Hinsichtlich derjenigen Menschen, die sich an den Februarkämpfen aktiv beteiligten ist das Gesetz ambivalent. Zwar werden die Urteile gegen Februarkämpferlnnen aufgehoben
(womit der Gesetzgeber offenkundig von der prinzipiellen Legitimität ihres Handelns ausgeht), gleichzeitig bleibt denjenigen die an den Kämpfen beteiligt aber im Anschluss nicht abgeurteilt wurden jede Anerkennung versagt.


 

Die Bedeutung einer Rehabilitierung wie sie das in Rede stehende Gesetz vornimmt
ist immer eine Symbolische: Die Volksvertretung unterstreicht damit einen stattgefundenen Werte- und Kulturwandel. Zugleich bringt die Republik ihre Überzeugung zum Ausdruck, dass Rehabilitierten Unrecht widerfahren ist. Letzteres ist vor allem für die Opferfamilien oft von großer Bedeutung: Ihnen wird bescheinigt, der eigene Vater, die eigene Tante hat kein Verbrechen begangen für das sie von der Regierung zur Verantwortung gezogen worden wäre, sondern der eigene Vorfahre hat Recht gehandelt und die Regierung hat sich mit
seiner Verfolgung ins Unrecht gesetzt. Umso schwerer verständlich ist vor diesem Hintergrund, dass die Möglichkeit einen Antrag auf individuelle Rehabilitierung zu stellen nur auf die Angehörigen in direkter Linie beschränkt wurde.

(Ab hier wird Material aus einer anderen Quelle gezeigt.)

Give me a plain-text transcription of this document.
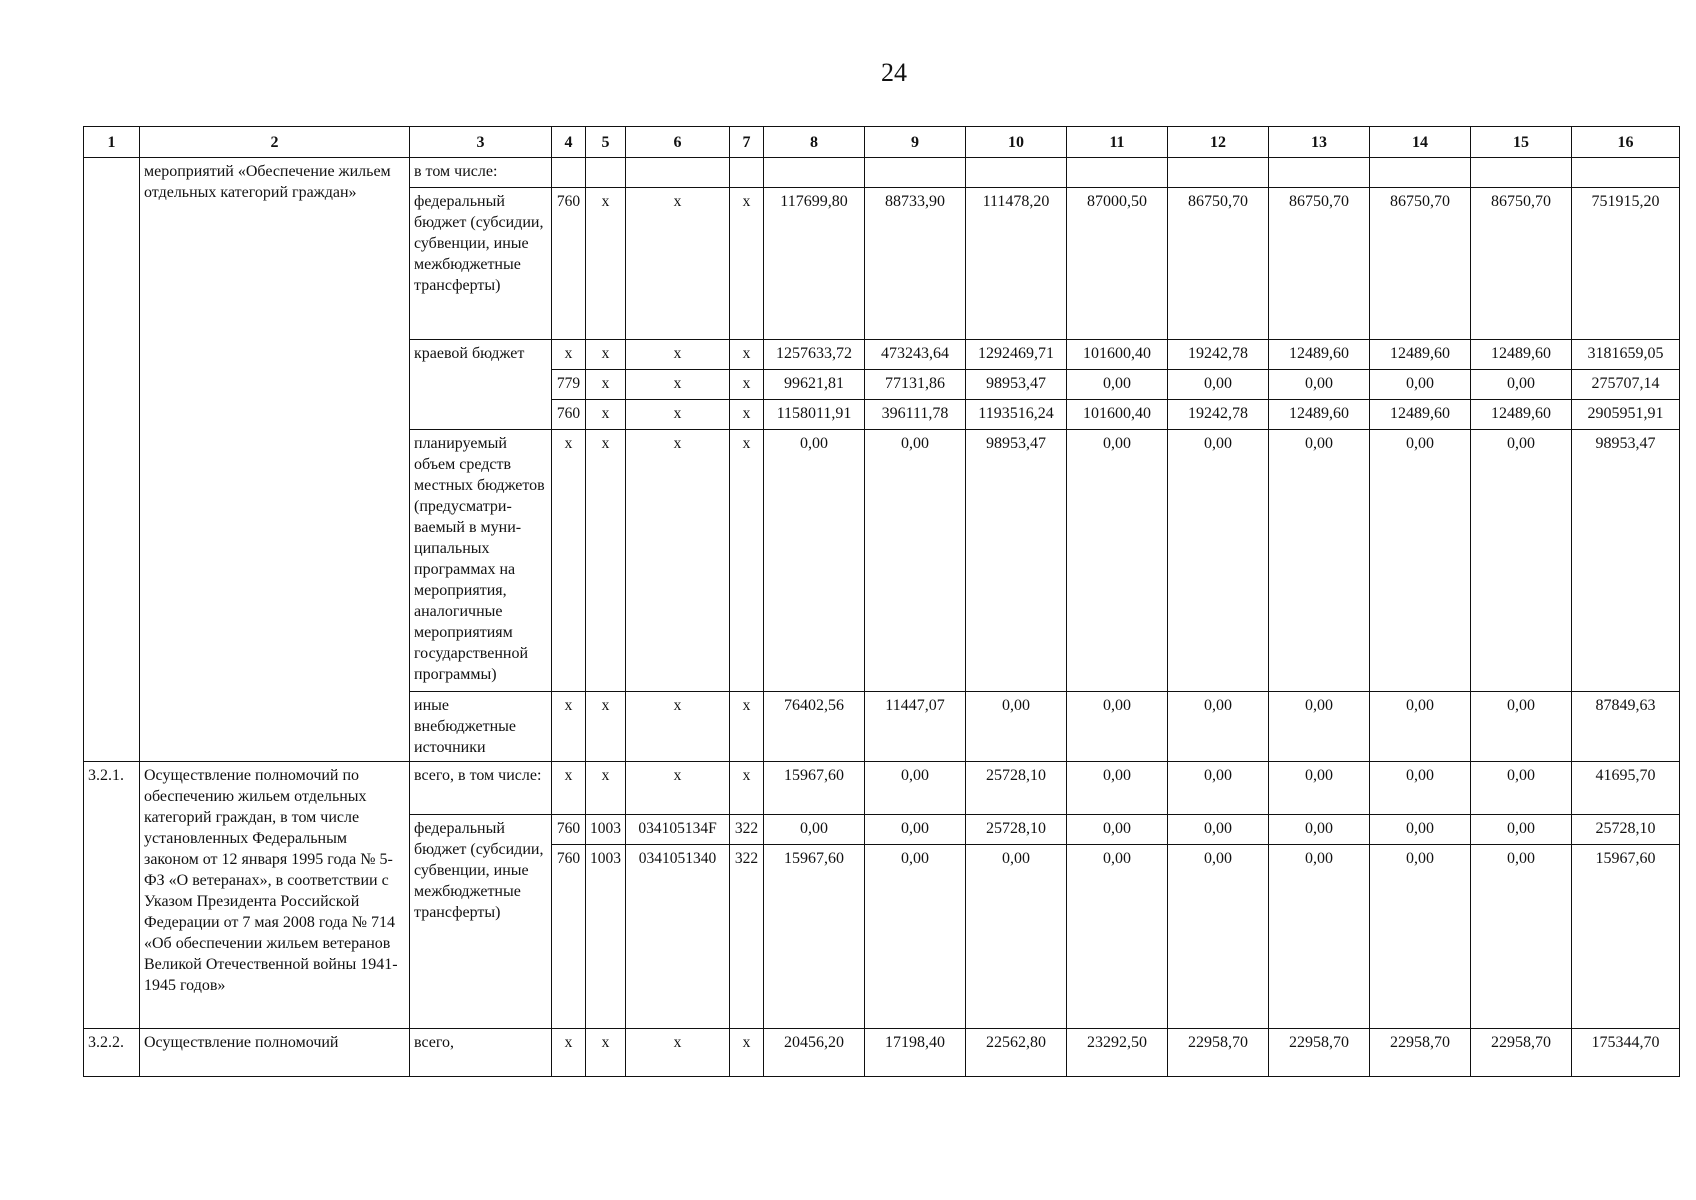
24
1	2	3	4	5	6	7	8	9	10	11	12	13	14	15	16
	мероприятий «Обеспечение жильем отдельных категорий граждан»	в том числе:													
		федеральный бюджет (субсидии, субвенции, иные межбюджетные трансферты)	760	х	х	х	117699,80	88733,90	111478,20	87000,50	86750,70	86750,70	86750,70	86750,70	751915,20
		краевой бюджет	х	х	х	х	1257633,72	473243,64	1292469,71	101600,40	19242,78	12489,60	12489,60	12489,60	3181659,05
			779	х	х	х	99621,81	77131,86	98953,47	0,00	0,00	0,00	0,00	0,00	275707,14
			760	х	х	х	1158011,91	396111,78	1193516,24	101600,40	19242,78	12489,60	12489,60	12489,60	2905951,91
		планируемый объем средств местных бюджетов (предусматри-ваемый в муни-ципальных программах на мероприятия, аналогичные мероприятиям государственной программы)	х	х	х	х	0,00	0,00	98953,47	0,00	0,00	0,00	0,00	0,00	98953,47
		иные внебюджетные источники	х	х	х	х	76402,56	11447,07	0,00	0,00	0,00	0,00	0,00	0,00	87849,63
3.2.1.	Осуществление полномочий по обеспечению жильем отдельных категорий граждан, в том числе установленных Федеральным законом от 12 января 1995 года № 5-ФЗ «О ветеранах», в соответствии с Указом Президента Российской Федерации от 7 мая 2008 года № 714 «Об обеспечении жильем ветеранов Великой Отечественной войны 1941-1945 годов»	всего, в том числе:	х	х	х	х	15967,60	0,00	25728,10	0,00	0,00	0,00	0,00	0,00	41695,70
		федеральный бюджет (субсидии, субвенции, иные межбюджетные трансферты)	760	1003	034105134F	322	0,00	0,00	25728,10	0,00	0,00	0,00	0,00	0,00	25728,10
			760	1003	0341051340	322	15967,60	0,00	0,00	0,00	0,00	0,00	0,00	0,00	15967,60
3.2.2.	Осуществление полномочий	всего,	х	х	х	х	20456,20	17198,40	22562,80	23292,50	22958,70	22958,70	22958,70	22958,70	175344,70
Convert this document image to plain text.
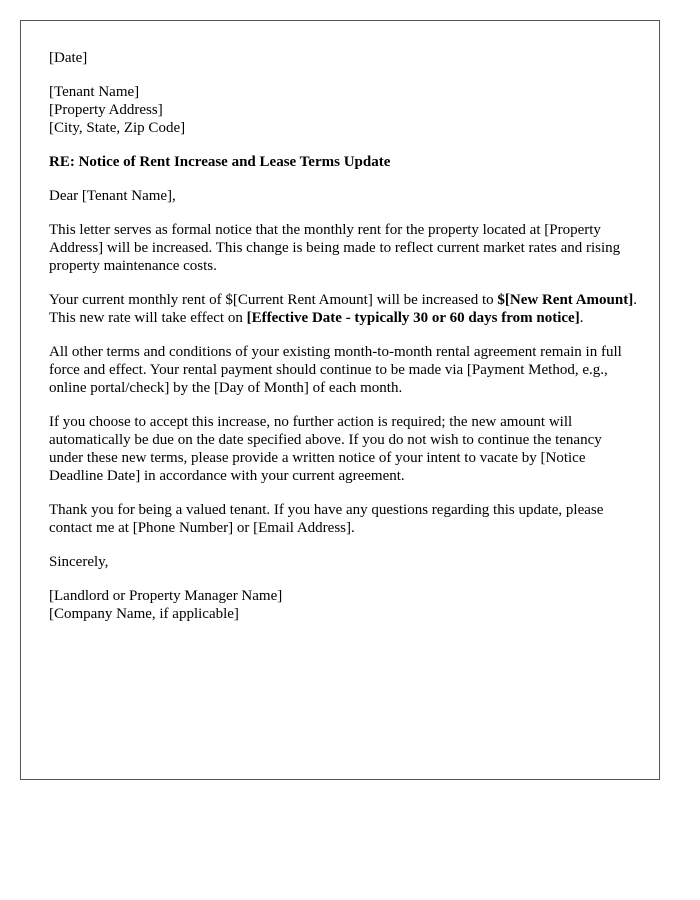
[Date]
[Tenant Name]
[Property Address]
[City, State, Zip Code]
RE: Notice of Rent Increase and Lease Terms Update

Dear [Tenant Name],

This letter serves as formal notice that the monthly rent for the property located at [Property Address] will be increased. This change is being made to reflect current market rates and rising property maintenance costs.

Your current monthly rent of $[Current Rent Amount] will be increased to $[New Rent Amount]. This new rate will take effect on [Effective Date - typically 30 or 60 days from notice].

All other terms and conditions of your existing month-to-month rental agreement remain in full force and effect. Your rental payment should continue to be made via [Payment Method, e.g., online portal/check] by the [Day of Month] of each month.

If you choose to accept this increase, no further action is required; the new amount will automatically be due on the date specified above. If you do not wish to continue the tenancy under these new terms, please provide a written notice of your intent to vacate by [Notice Deadline Date] in accordance with your current agreement.

Thank you for being a valued tenant. If you have any questions regarding this update, please contact me at [Phone Number] or [Email Address].

Sincerely,

[Landlord or Property Manager Name]
[Company Name, if applicable]
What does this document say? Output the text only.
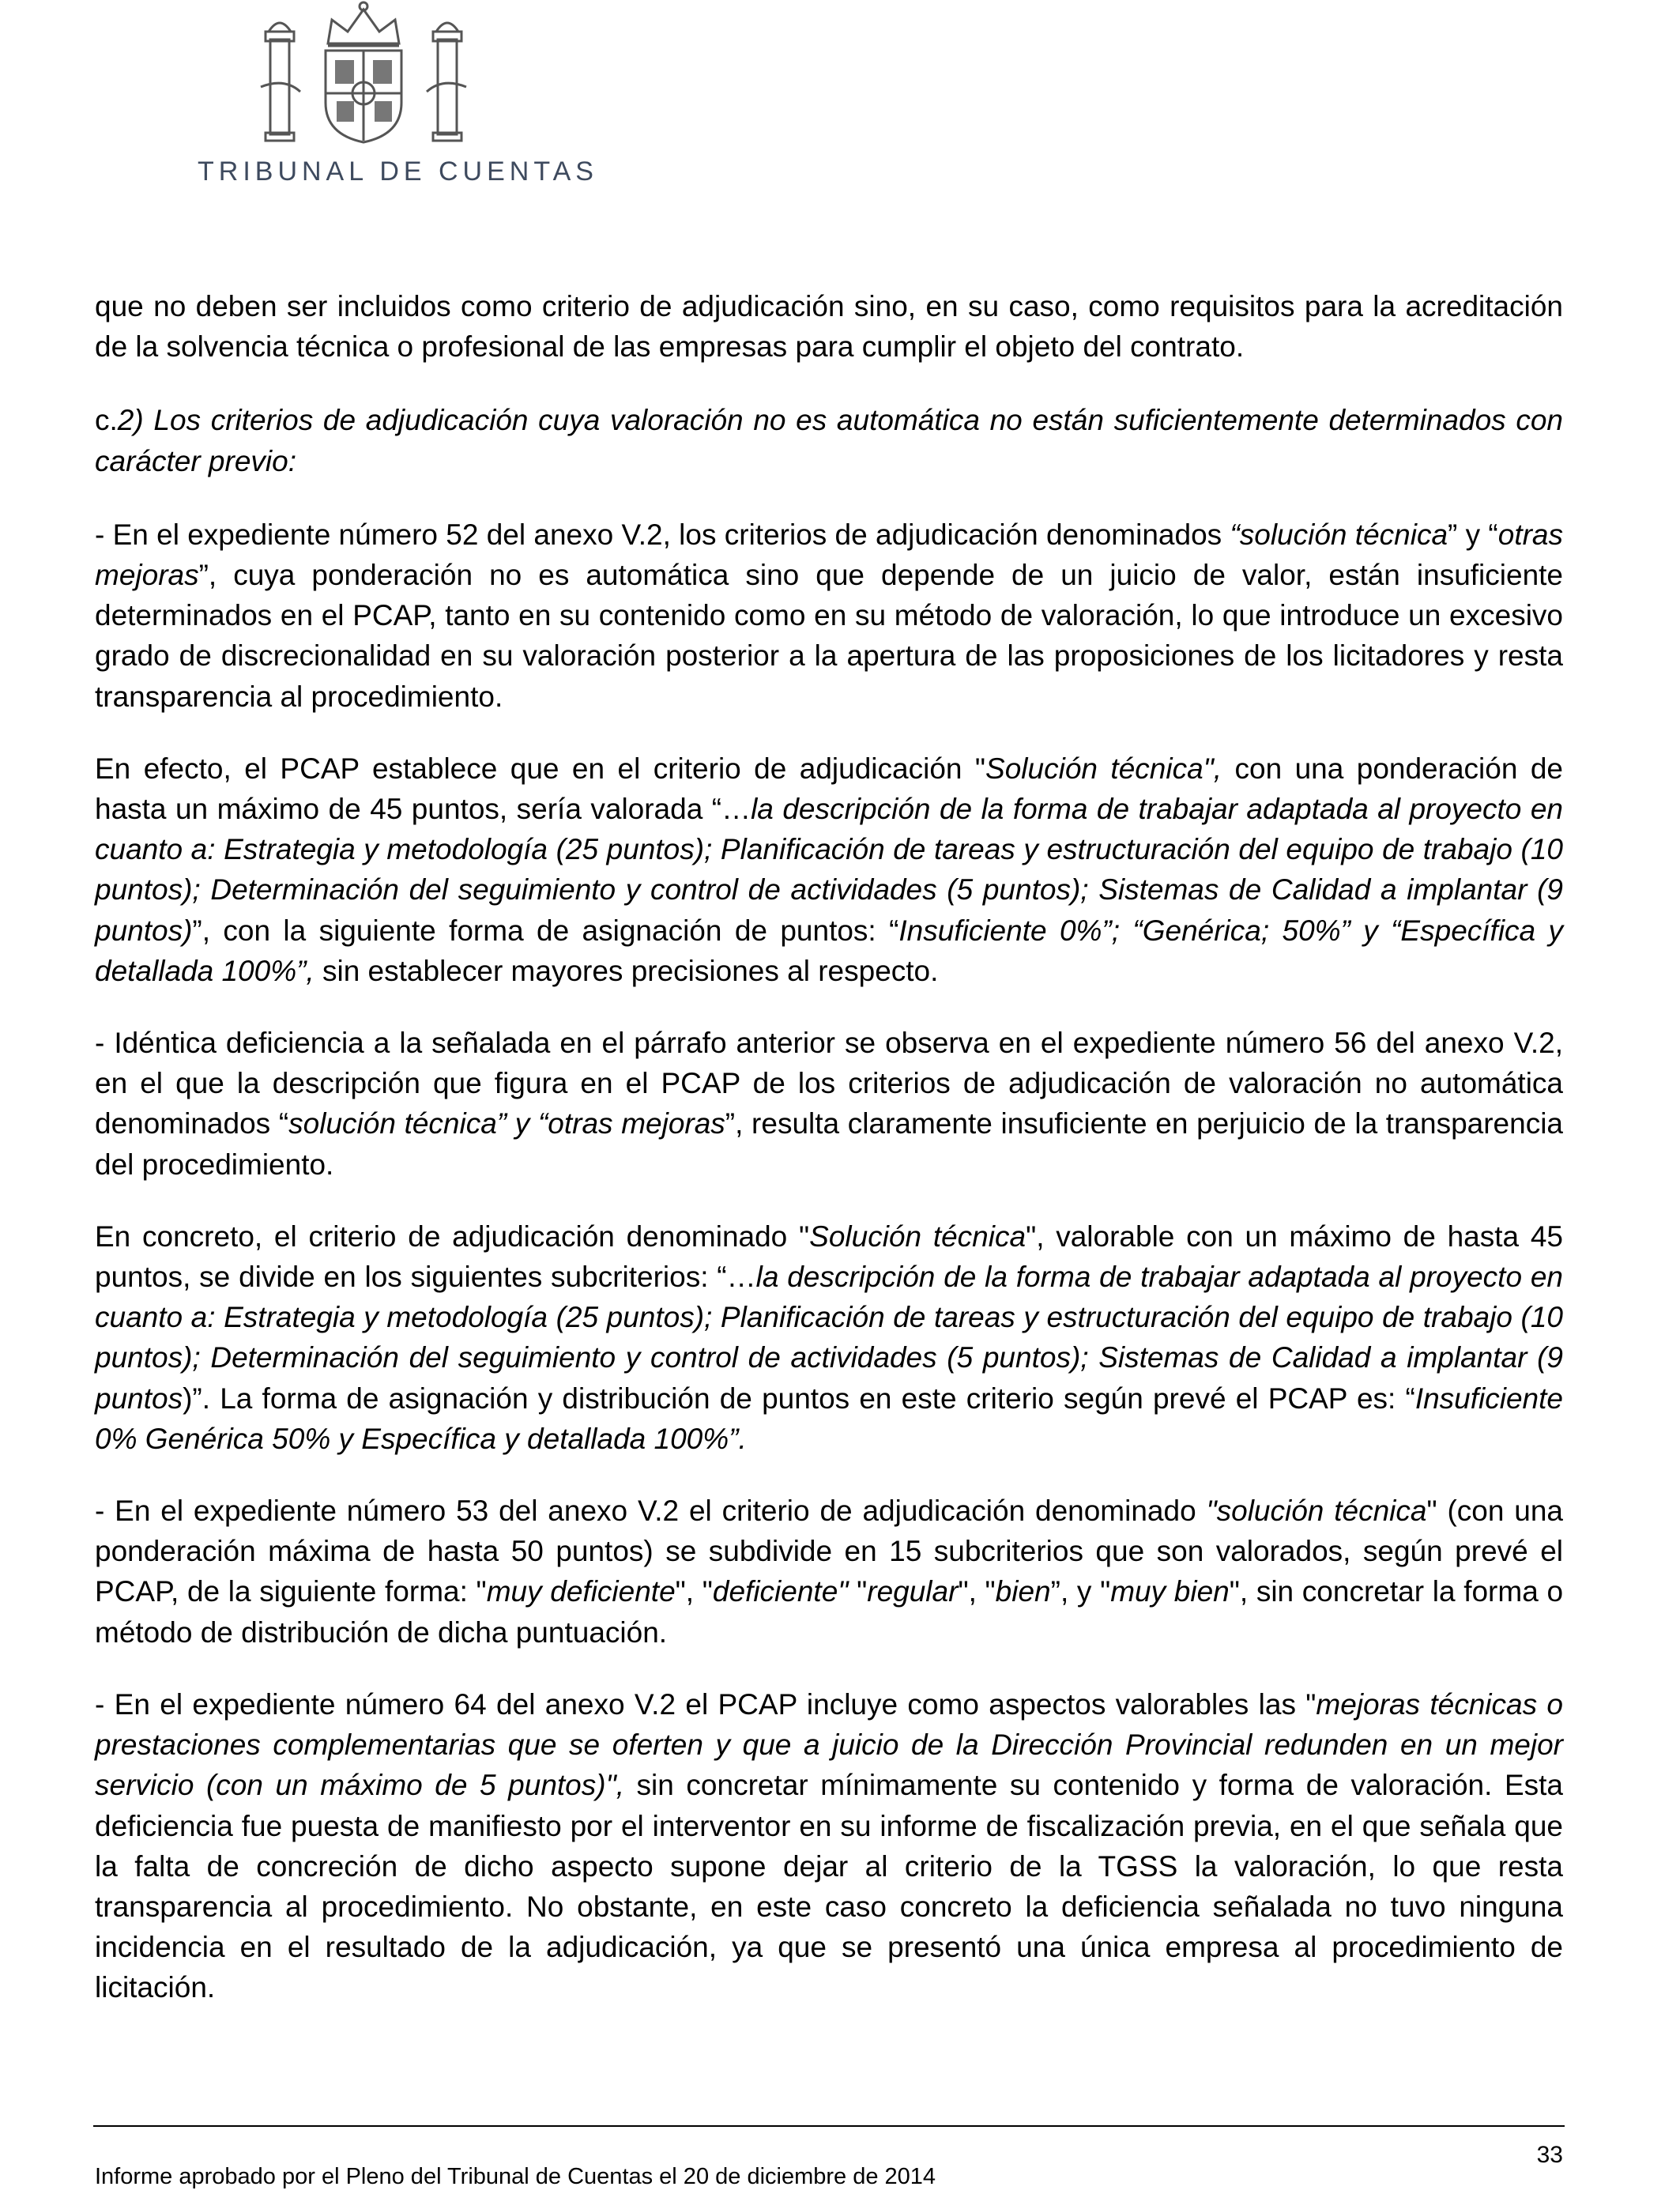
TRIBUNAL DE CUENTAS

que no deben ser incluidos como criterio de adjudicación sino, en su caso, como requisitos para la acreditación de la solvencia técnica o profesional de las empresas para cumplir el objeto del contrato.

c.2) Los criterios de adjudicación cuya valoración no es automática no están suficientemente determinados con carácter previo:

- En el expediente número 52 del anexo V.2, los criterios de adjudicación denominados “solución técnica” y “otras mejoras”, cuya ponderación no es automática sino que depende de un juicio de valor, están insuficiente determinados en el PCAP, tanto en su contenido como en su método de valoración, lo que introduce un excesivo grado de discrecionalidad en su valoración posterior a la apertura de las proposiciones de los licitadores y resta transparencia al procedimiento.

En efecto, el PCAP establece que en el criterio de adjudicación "Solución técnica", con una ponderación de hasta un máximo de 45 puntos, sería valorada “…la descripción de la forma de trabajar adaptada al proyecto en cuanto a: Estrategia y metodología (25 puntos); Planificación de tareas y estructuración del equipo de trabajo (10 puntos); Determinación del seguimiento y control de actividades (5 puntos); Sistemas de Calidad a implantar (9 puntos)”, con la siguiente forma de asignación de puntos: “Insuficiente 0%”; “Genérica; 50%” y “Específica y detallada 100%”, sin establecer mayores precisiones al respecto.

- Idéntica deficiencia a la señalada en el párrafo anterior se observa en el expediente número 56 del anexo V.2, en el que la descripción que figura en el PCAP de los criterios de adjudicación de valoración no automática denominados “solución técnica” y “otras mejoras”, resulta claramente insuficiente en perjuicio de la transparencia del procedimiento.

En concreto, el criterio de adjudicación denominado "Solución técnica", valorable con un máximo de hasta 45 puntos, se divide en los siguientes subcriterios: “…la descripción de la forma de trabajar adaptada al proyecto en cuanto a: Estrategia y metodología (25 puntos); Planificación de tareas y estructuración del equipo de trabajo (10 puntos); Determinación del seguimiento y control de actividades (5 puntos); Sistemas de Calidad a implantar (9 puntos)”. La forma de asignación y distribución de puntos en este criterio según prevé el PCAP es: “Insuficiente 0% Genérica 50% y Específica y detallada 100%”.

- En el expediente número 53 del anexo V.2 el criterio de adjudicación denominado "solución técnica" (con una ponderación máxima de hasta 50 puntos) se subdivide en 15 subcriterios que son valorados, según prevé el PCAP, de la siguiente forma: "muy deficiente", "deficiente" "regular", "bien”, y "muy bien", sin concretar la forma o método de distribución de dicha puntuación.

- En el expediente número 64 del anexo V.2 el PCAP incluye como aspectos valorables las "mejoras técnicas o prestaciones complementarias que se oferten y que a juicio de la Dirección Provincial redunden en un mejor servicio (con un máximo de 5 puntos)", sin concretar mínimamente su contenido y forma de valoración. Esta deficiencia fue puesta de manifiesto por el interventor en su informe de fiscalización previa, en el que señala que la falta de concreción de dicho aspecto supone dejar al criterio de la TGSS la valoración, lo que resta transparencia al procedimiento. No obstante, en este caso concreto la deficiencia señalada no tuvo ninguna incidencia en el resultado de la adjudicación, ya que se presentó una única empresa al procedimiento de licitación.

33
Informe aprobado por el Pleno del Tribunal de Cuentas el 20 de diciembre de 2014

All diese Einwände wurden im Vorfeld der Verabschiedung des Aufhebungs- und Rehabilitierungsgesetzes unter Hinweis auf fehlende Erfahrungswerte und die Sorge vor einem nicht bewältigbaren Verwaltungsaufwand nicht berücksichtigt. Drei Jahre später müssen aber entsprechende Erkenntnisse aus der Praxis des Vollzuges vorliegen. Der Antragsteller begehrt daher die Beantwortung folgender Fragen seitens des Justizministeriums:

ANFRAGE:

         Welche Schritte hat das Ministerium unternommen, um die Bevölkerung über die Existenz des Gesetzes und vor allem die Möglichkeit eines Antrages auf individuelle Rehabilitierung zu informieren?

         Wie viele Anträge auf Rehabilitierung nach dem Aufhebungs- und Rehabilitierungsgesetz 2012 wurden bisher gestellt? Wie vielen davon wurde nicht stattgegeben? Weshalb wurden allfällige Anträge abschlägig behandelt?

         Um einen erfolgversprechenden Rehabilitierungsantrag stellen zu können müssen Dokumente beigebracht werden, die das Verfolgungsschicksal dokumentieren. Welche Unterstützung lässt das Ministerium den (vielfach betagten bzw. mit historischen Recherchen unerfahrenen) Antragstellerinnen in diesem Punkt zukommen?

         Wäre es im Sinne des hohen Symbolgehaltes der Rehabilitierung nicht zu begrüßen, wenn möglichst viele Menschen in der Lage wären Anträge zu stellen? Gibt es dementsprechend Pläne, den äußerst eng begrenzten Kreis der Antragsberechtigten Personen auszuweiten?

         Welche Schritte sind seitens des Justizministeriums darüber hinaus geplant, um die oben genannten inhaltlichen Mängel und Widersprüche des Aufhebungs- und Rehabilitierungsgesetzes 2012 zu korrigieren?